Wachsam sind wir auch, wenn wir das Sterben unseres Nächsten nicht einfach verdrängen, sondern zu einem Teil unserer eigenen Wahrnehmung machen: Er ist gegangen, ich muss zu seiner Zeit auch gehen.

Diese Zeichen zu verarbeiten heißt für den einen, die Niederschrift eines Testamentes nicht weiter hinauszuzögern, sondern anzugehen, damit das Feld für die Lieben bestellt ist. Denn wir wissen weder Zeit noch Stunde.

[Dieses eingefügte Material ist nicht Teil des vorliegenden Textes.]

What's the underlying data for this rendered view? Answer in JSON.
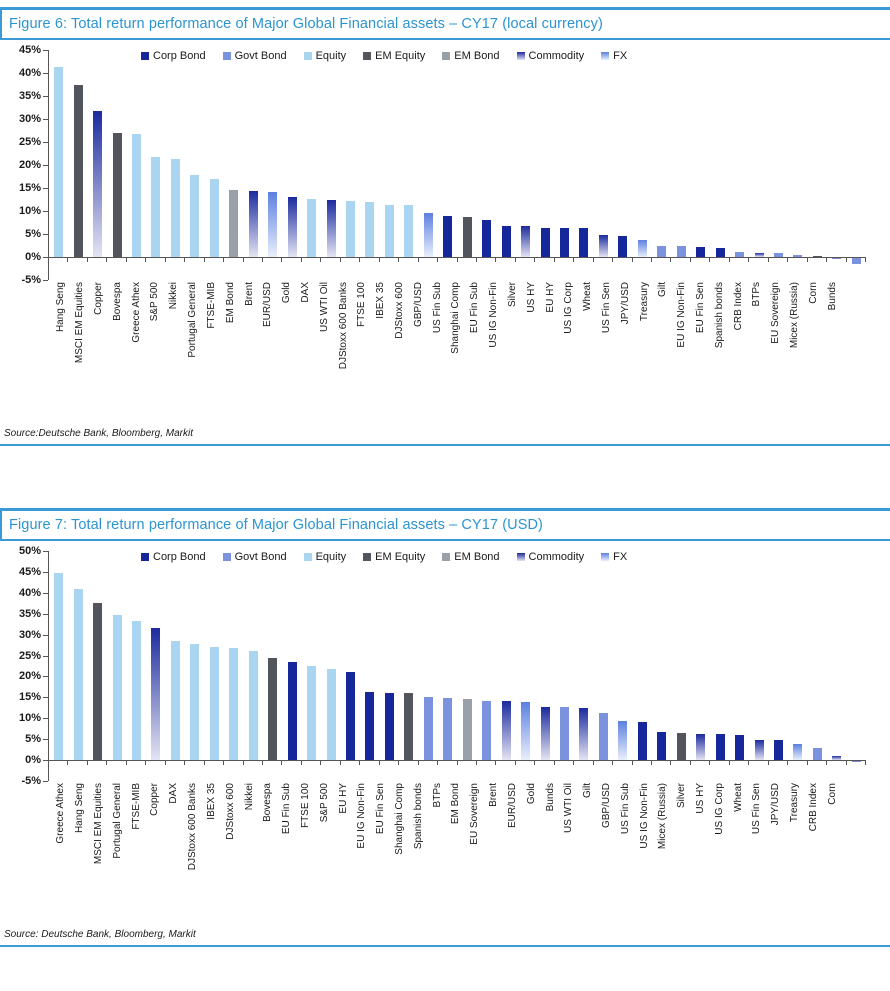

Ein anderer geht vielleicht einem tiefen Bedürfnis von Versöhnung nach, nimmt Kontakt zu einem alten Freund auf, oder versucht, sich zurück zu nehmen, um zur Schlichtung eines Familienstreites beizutragen.

Ein wieder anderer nimmt sich endlich Zeit für sich, zieht sich heraus aus dem erdrückenden Mühlwerk von Emails, Terminen, Social Media und was ihn sonst noch bedrängt.

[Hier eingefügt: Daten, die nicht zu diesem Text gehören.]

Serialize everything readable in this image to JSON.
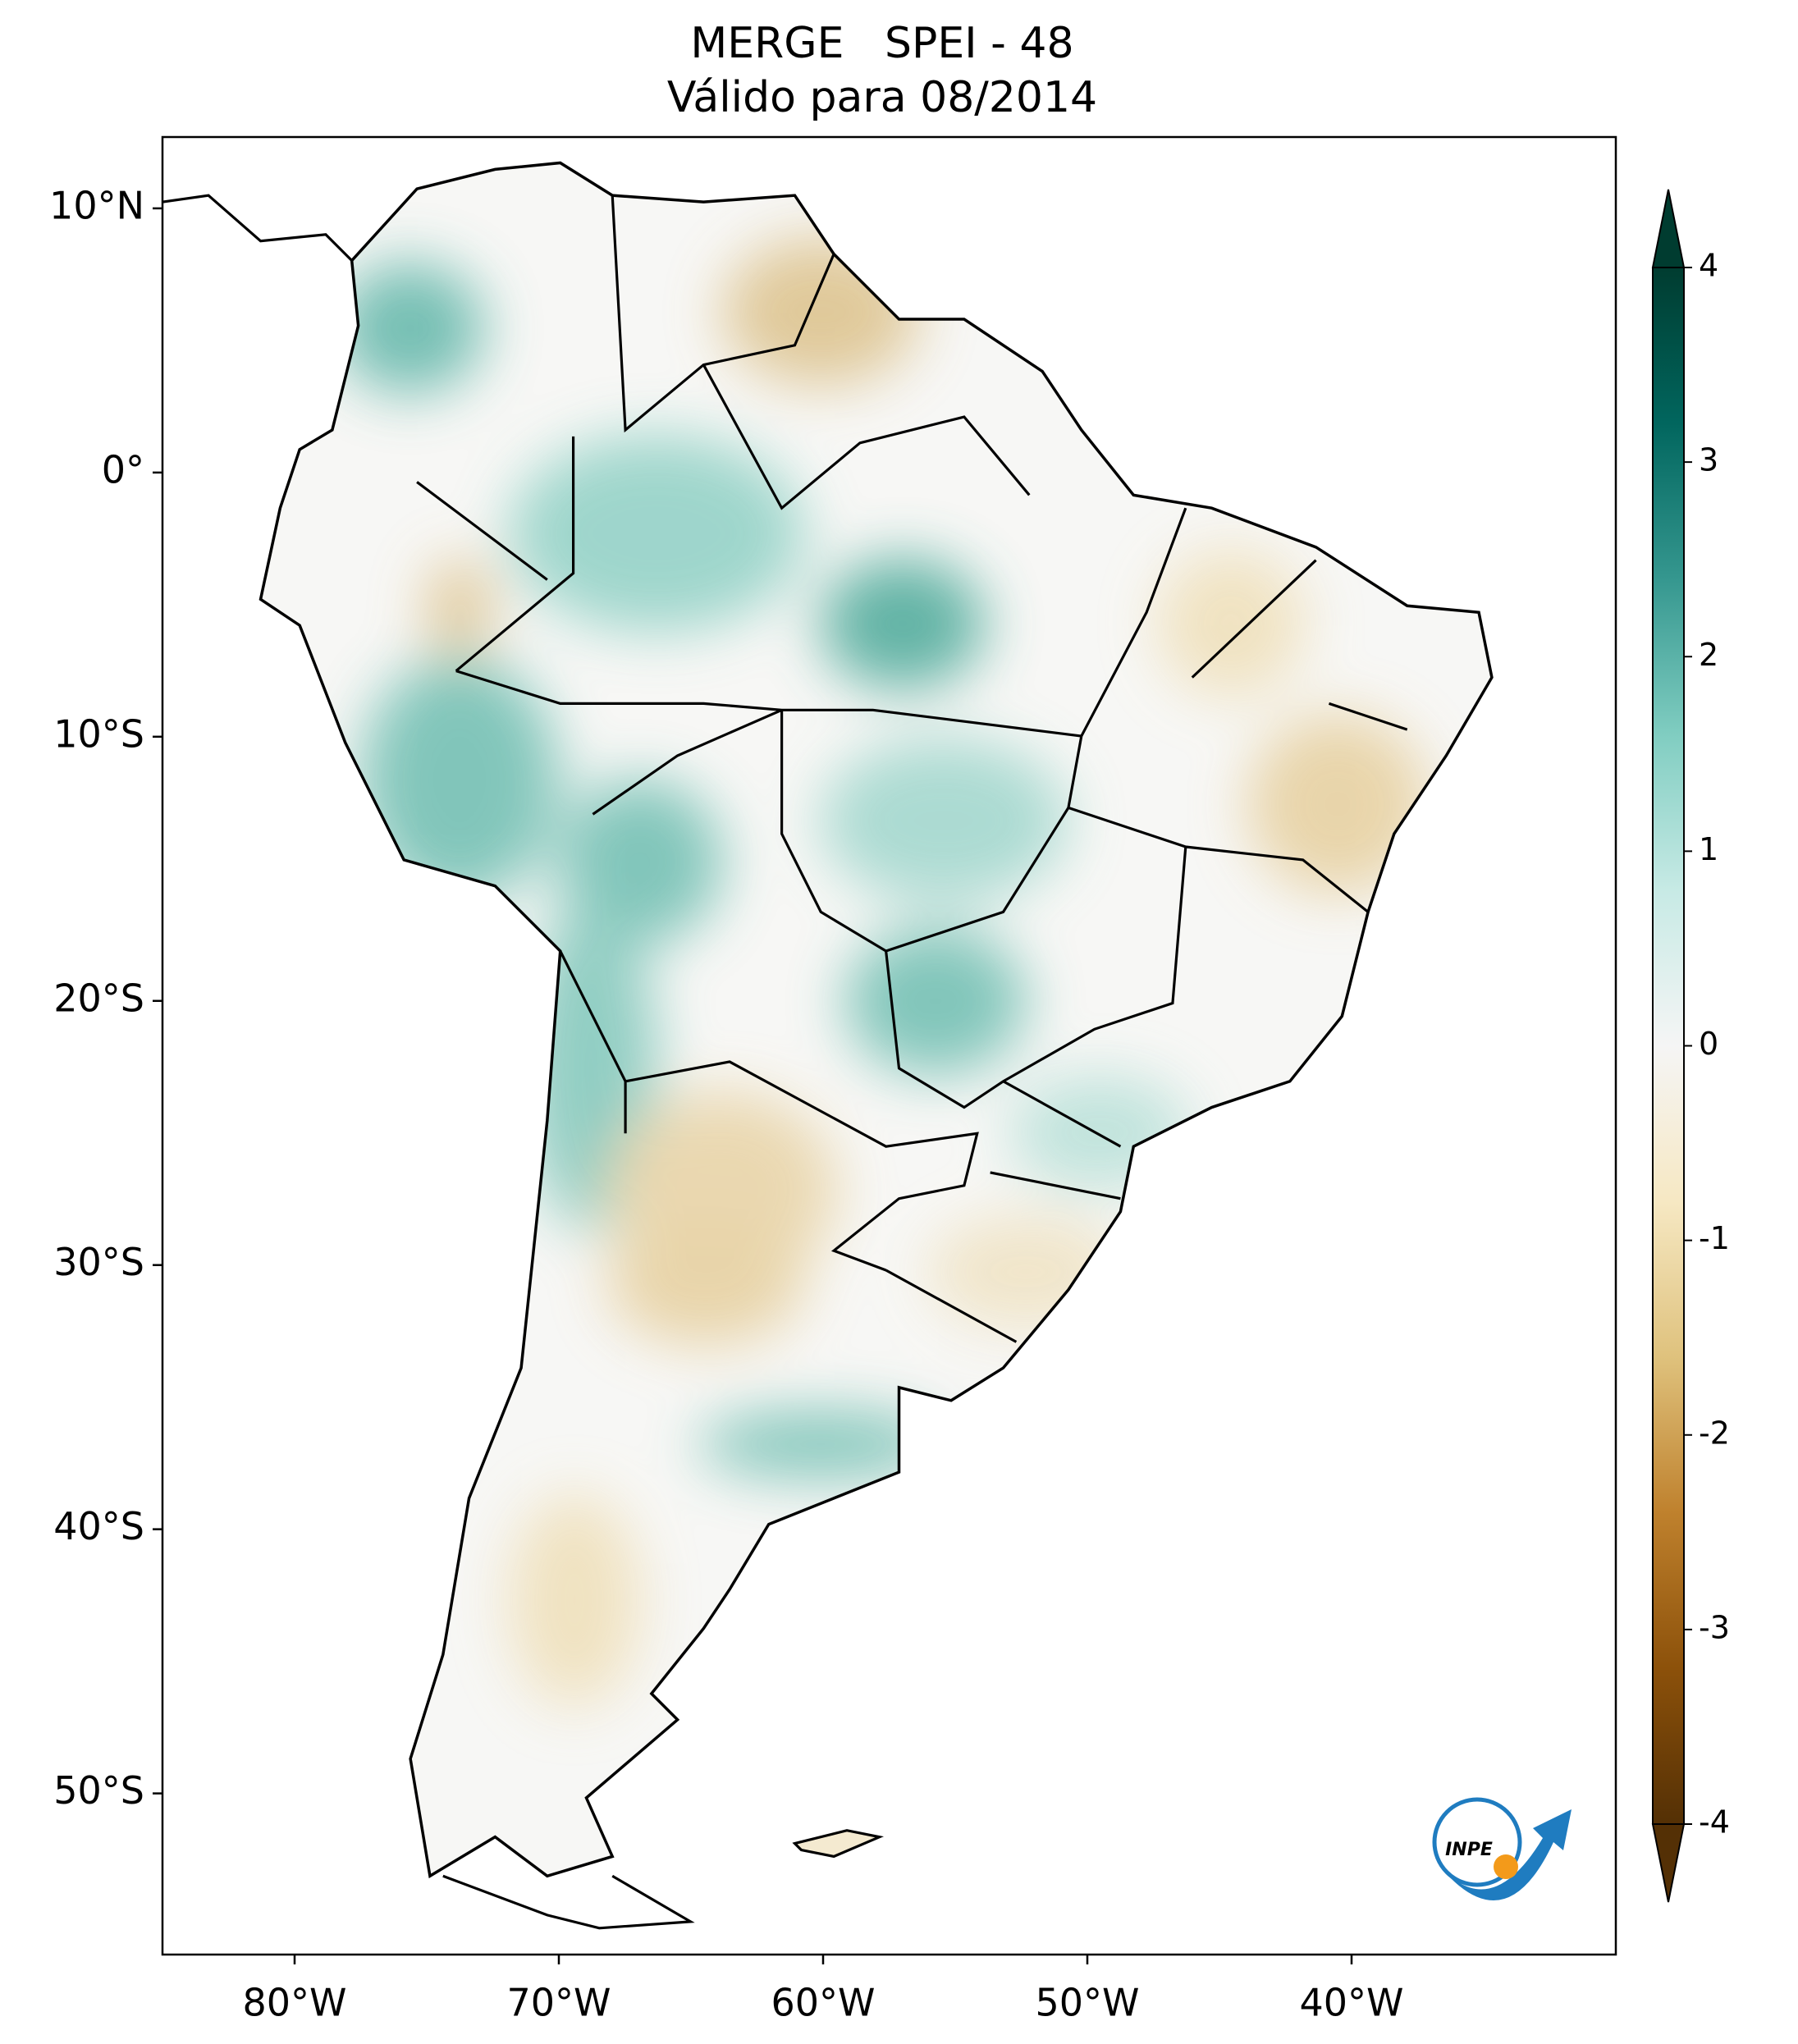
{
  "chart_data": {
    "type": "map",
    "title": "MERGE   SPEI - 48",
    "subtitle": "Válido para 08/2014",
    "xlim": [
      -85,
      -30
    ],
    "ylim": [
      -56.1,
      12.7
    ],
    "xticks": [
      {
        "value": -80,
        "label": "80°W"
      },
      {
        "value": -70,
        "label": "70°W"
      },
      {
        "value": -60,
        "label": "60°W"
      },
      {
        "value": -50,
        "label": "50°W"
      },
      {
        "value": -40,
        "label": "40°W"
      }
    ],
    "yticks": [
      {
        "value": 10,
        "label": "10°N"
      },
      {
        "value": 0,
        "label": "0°"
      },
      {
        "value": -10,
        "label": "10°S"
      },
      {
        "value": -20,
        "label": "20°S"
      },
      {
        "value": -30,
        "label": "30°S"
      },
      {
        "value": -40,
        "label": "40°S"
      },
      {
        "value": -50,
        "label": "50°S"
      }
    ],
    "colorbar": {
      "lim": [
        -4,
        4
      ],
      "ticks": [
        -4,
        -3,
        -2,
        -1,
        0,
        1,
        2,
        3,
        4
      ],
      "colors": [
        "#543005",
        "#8c510a",
        "#bf812d",
        "#dfc27d",
        "#f6e8c3",
        "#f5f5f5",
        "#c7eae5",
        "#80cdc1",
        "#35978f",
        "#01665e",
        "#003c30"
      ]
    },
    "logo_text": "INPE"
  }
}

In den Psalmen beten wir: „Herr, lehre uns bedenken, dass wir sterben müssen, auf dass wir klug werden.“ (Ps 90,12)

Jesus spricht: „Sehet euch vor, wachet!“, was aus dem griechischen Urtext ganz einfach mit „schaut, wachet!“ zu übersetzen ist.

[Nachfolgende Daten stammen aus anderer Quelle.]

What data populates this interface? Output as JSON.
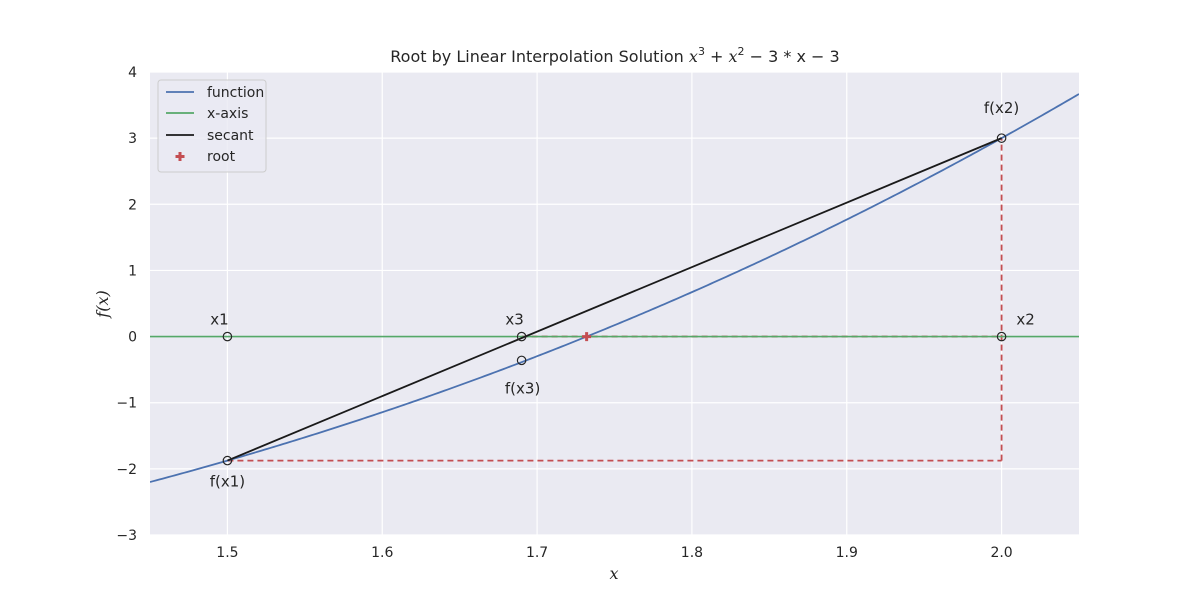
{
  "chart_data": {
    "type": "line",
    "title": "Root by Linear Interpolation Solution",
    "title_math": {
      "base": "x",
      "sup3": "3",
      "plus": " + ",
      "base2": "x",
      "sup2": "2",
      "tail": " − 3 * x − 3"
    },
    "xlabel": "x",
    "ylabel": "f(x)",
    "xlim": [
      1.45,
      2.05
    ],
    "ylim": [
      -3,
      4
    ],
    "xticks": [
      1.5,
      1.6,
      1.7,
      1.8,
      1.9,
      2.0
    ],
    "xtick_labels": [
      "1.5",
      "1.6",
      "1.7",
      "1.8",
      "1.9",
      "2.0"
    ],
    "yticks": [
      -3,
      -2,
      -1,
      0,
      1,
      2,
      3,
      4
    ],
    "ytick_labels": [
      "−3",
      "−2",
      "−1",
      "0",
      "1",
      "2",
      "3",
      "4"
    ],
    "grid": true,
    "legend_position": "top-left",
    "series": [
      {
        "name": "function",
        "color": "#4c72b0",
        "style": "solid",
        "kind": "curve",
        "coefficients": [
          1,
          1,
          -3,
          -3
        ]
      },
      {
        "name": "x-axis",
        "color": "#55a868",
        "style": "solid",
        "kind": "hline",
        "y": 0
      },
      {
        "name": "secant",
        "color": "#1a1a1a",
        "style": "solid",
        "x": [
          1.5,
          2.0
        ],
        "y": [
          -1.875,
          3.0
        ]
      },
      {
        "name": "root",
        "color": "#c44e52",
        "style": "marker-plus",
        "x": [
          1.732
        ],
        "y": [
          0
        ]
      }
    ],
    "dashed_guides": {
      "color": "#c44e52",
      "segments": [
        {
          "x": [
            1.5,
            2.0
          ],
          "y": [
            -1.875,
            -1.875
          ]
        },
        {
          "x": [
            2.0,
            2.0
          ],
          "y": [
            -1.875,
            3.0
          ]
        },
        {
          "x": [
            1.69,
            2.0
          ],
          "y": [
            0,
            0
          ]
        }
      ]
    },
    "points": [
      {
        "label": "x1",
        "x": 1.5,
        "y": 0
      },
      {
        "label": "f(x1)",
        "x": 1.5,
        "y": -1.875
      },
      {
        "label": "x2",
        "x": 2.0,
        "y": 0
      },
      {
        "label": "f(x2)",
        "x": 2.0,
        "y": 3.0
      },
      {
        "label": "x3",
        "x": 1.69,
        "y": 0
      },
      {
        "label": "f(x3)",
        "x": 1.69,
        "y": -0.36
      }
    ]
  }
}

Schaut also auf diejenigen, die euch im Tod voraus gegangen sind. Schaut auf euer eigenes Leben. Schaut aber auch auf die Verheißung, wie sie uns im heutigen Predigttext geschenkt wurde.

Diese Verheißung taucht die vergänglichen Dinge dieser Welt in ein warmes Licht, das uns aus der Ferne anstrahlt und die Blätter des Feigenbaumes zu seiner Zeit ergrünen lässt.

Amen.

 

[1]Vgl. Ernst Lohmeyer: Das Evangelium des Markus (Kritisch-exegetischer Kommentar über das Neue Testament 2), Göttingen 171967. S. 281.